The inclusion of URLs certainly is in keeping with a year 2000 publication but the dynamic nature of the Internet means that paths and addresses change constantly; consequently many of the Web sites referred to can no longer be accessed via the URLs provided – Agora, Branching out, Catalogue Bridge, Elvil, Midasnet, for example.

Anyone maintaining Web pages knows that it is very difficult to ensure accurate and working links; it would be useful therefore to include the last [successful] date accessed against each URL entry, in line with recommendations for citing electronic sources; that minor irritation aside, browsing the URLs is a useful way of adding to your favourites or bookmarks.

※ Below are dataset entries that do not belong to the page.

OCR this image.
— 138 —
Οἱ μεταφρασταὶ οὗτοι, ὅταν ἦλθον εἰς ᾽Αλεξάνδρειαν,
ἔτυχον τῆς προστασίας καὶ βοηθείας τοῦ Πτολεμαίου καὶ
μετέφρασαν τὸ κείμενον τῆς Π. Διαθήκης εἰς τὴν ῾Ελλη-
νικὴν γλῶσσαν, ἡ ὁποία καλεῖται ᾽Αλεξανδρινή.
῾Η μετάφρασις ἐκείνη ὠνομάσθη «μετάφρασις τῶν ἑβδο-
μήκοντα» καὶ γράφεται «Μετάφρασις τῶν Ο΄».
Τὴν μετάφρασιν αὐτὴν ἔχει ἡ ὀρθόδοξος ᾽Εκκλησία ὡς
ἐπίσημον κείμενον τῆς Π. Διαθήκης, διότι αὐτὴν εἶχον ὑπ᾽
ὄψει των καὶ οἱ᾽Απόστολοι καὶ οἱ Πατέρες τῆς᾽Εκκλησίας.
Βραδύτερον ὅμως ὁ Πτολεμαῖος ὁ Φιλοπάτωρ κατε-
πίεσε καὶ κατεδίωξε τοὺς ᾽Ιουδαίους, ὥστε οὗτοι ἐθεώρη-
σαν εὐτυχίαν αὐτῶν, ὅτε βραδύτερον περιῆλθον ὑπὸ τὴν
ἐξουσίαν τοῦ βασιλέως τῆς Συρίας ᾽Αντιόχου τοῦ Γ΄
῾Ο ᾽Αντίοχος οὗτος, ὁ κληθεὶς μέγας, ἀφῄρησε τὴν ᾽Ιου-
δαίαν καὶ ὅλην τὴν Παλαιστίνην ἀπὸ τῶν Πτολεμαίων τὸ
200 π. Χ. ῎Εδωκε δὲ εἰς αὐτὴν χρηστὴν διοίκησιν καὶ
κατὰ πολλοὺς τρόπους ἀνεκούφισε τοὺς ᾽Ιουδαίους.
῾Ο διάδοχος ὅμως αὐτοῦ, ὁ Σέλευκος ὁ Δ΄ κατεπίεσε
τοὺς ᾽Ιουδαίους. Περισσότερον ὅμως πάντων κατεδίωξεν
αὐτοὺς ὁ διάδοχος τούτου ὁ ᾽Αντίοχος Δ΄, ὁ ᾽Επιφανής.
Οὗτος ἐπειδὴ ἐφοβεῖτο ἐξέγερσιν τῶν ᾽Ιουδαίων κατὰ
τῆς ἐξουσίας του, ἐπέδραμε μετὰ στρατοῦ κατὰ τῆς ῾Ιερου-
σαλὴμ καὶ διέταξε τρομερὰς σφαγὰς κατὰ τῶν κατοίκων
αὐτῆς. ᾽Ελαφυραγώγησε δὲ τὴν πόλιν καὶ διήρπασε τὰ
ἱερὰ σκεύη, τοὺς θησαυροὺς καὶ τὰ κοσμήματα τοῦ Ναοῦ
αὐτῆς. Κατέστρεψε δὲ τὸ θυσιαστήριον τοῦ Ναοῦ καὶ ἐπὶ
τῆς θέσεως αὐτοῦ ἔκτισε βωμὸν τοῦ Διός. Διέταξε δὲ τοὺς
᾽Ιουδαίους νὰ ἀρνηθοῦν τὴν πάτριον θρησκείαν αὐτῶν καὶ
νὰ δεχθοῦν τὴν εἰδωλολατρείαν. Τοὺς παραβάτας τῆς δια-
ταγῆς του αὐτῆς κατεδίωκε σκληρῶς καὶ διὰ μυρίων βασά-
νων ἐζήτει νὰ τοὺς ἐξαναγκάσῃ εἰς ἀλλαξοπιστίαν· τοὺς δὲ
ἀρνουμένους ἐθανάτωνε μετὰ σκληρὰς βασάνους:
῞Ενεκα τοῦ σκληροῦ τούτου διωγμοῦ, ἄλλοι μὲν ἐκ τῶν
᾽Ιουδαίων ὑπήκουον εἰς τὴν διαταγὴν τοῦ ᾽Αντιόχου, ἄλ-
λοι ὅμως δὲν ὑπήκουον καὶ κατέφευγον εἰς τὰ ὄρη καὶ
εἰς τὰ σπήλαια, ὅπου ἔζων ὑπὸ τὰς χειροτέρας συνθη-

It might in some ways be useful to sub‐divide the publication into subject sections, particularly printing and publishing, which seem to overwhelm the listings on many pages, but this would inevitably fragment the work and we would lose the pleasure of finding some hidden gem serendipitously.

When asked to comment on or review this type of glossary, it is human nature to check for omissions and irregularities; inevitably any criticism of this type will reflect the bias, subject and employment background of the reviewer and no doubt each one would compile a different wish list. A random dipping‐in to check terms of personal interest and others at the suggestion of colleagues produced a very high success rate; the very few comments I would make are on the absence of Teaching Quality Review (TQR), and its predecessor Teaching Quality Assessment (TQA), which feature highly in the lives of academic librarians and the lack of reference to Uniclass in the organisation of trade literature and information for the construction industry as the potential replacement for SfB, which is described.

Regarding this reference work, as the compiler states, the glossary “can stand rigorous scrutiny”, an erudite advisory team provides subject expertise and an international perspective supports him, and it will remain a must for the information professional’s bookshelf.